130 jobs under threat as Suir set to be wound up in Tipperary

More than 130 jobs are at risk following the appointment by the High Court of a provisional liquidator to a Co Tipperary-based pharmaceutical manufacturing company.

Suir Pharma Ireland, is located at Waterford Road in Clonmel. It has been making generic medicines for about 40 years in the town but is insolvent and is to be wound up.

At the High Court yesterday the company cited sustained and irreversible losses of €4.9m during the 15 months before March 2015, and a large drop in sales in the US market late last year, for its difficulties.

It projects further losses in 2016 and 2017.

The court heard its parent company, Saneca Pharmaceuticals, was not willing to fund the company and it was left with no other option than to apply to the court for the appointment of a provisional liquidator.

Mr Justice Michael Twomey said he was satisfied to appoint insolvency practitioner Michael McAteer of Grant Thornton as provisional liquidator of the company.

The court also granted Mr McAteer a number of powers, including the ability to allow the company continue to trade, and to take steps to secure the company’s assets.

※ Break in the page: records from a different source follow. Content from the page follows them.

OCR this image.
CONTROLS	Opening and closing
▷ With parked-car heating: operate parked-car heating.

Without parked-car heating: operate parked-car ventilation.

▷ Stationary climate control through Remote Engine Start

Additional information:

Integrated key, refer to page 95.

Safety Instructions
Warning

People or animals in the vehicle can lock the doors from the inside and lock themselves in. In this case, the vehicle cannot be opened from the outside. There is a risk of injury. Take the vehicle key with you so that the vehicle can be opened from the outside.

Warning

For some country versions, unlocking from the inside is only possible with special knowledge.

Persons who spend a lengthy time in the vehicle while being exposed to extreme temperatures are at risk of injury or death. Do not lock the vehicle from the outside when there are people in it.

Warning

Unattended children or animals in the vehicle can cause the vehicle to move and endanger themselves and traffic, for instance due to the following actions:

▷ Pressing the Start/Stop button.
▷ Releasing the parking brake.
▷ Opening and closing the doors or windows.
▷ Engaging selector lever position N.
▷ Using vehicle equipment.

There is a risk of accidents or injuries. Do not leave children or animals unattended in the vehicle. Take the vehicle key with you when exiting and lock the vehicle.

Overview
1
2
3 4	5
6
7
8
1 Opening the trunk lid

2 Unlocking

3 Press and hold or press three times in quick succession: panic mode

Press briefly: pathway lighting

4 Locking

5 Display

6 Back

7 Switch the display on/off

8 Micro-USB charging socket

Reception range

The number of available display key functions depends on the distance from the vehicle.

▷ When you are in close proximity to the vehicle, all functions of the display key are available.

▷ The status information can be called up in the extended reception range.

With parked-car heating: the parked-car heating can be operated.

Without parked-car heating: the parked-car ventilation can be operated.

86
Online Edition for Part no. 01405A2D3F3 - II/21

Barrister Declan Murphy for the company, said in the face of losses sustained, the company’s main shareholders, on the advice of Suir Pharma’s directors, had decided to wind up the company.

The appointment of Mr McAteer would secure and help realise the best value of the company’s assets, including its stock. Counsel said there is a lot of work currently being done on pharmaceutical products at the plant.

The provisional liquidator would be in a position to turn this ‘work in progress’ into a saleable product. The level of employment at the company during any process of finishing off products currently being manufactured would be a matter for the provisional liquidator, counsel added.

Mr McAteer would also accelerate the process of locating potential buyers for the company’s site and manufacturing facility in Clonmel, counsel added.

It was in the best interests of the company and its creditors that a liquidator be appointed.

Counsel said that as well as the drop in sales to the US the company also encountered a quality issue with an ingredient sourced from China used in one of its products.

This had prevented the company from making the product for some months, resulting in a loss of revenue.

The company, which has 134 employees, has had several owners during its existence. Last year, it was sold to Slovakian group Saneca Pharmaceuticals by Munich restructuring company Mutares for an undisclosed amount.

After approving Mr McAteer’s appointment the judge adjourned the matter to June 13.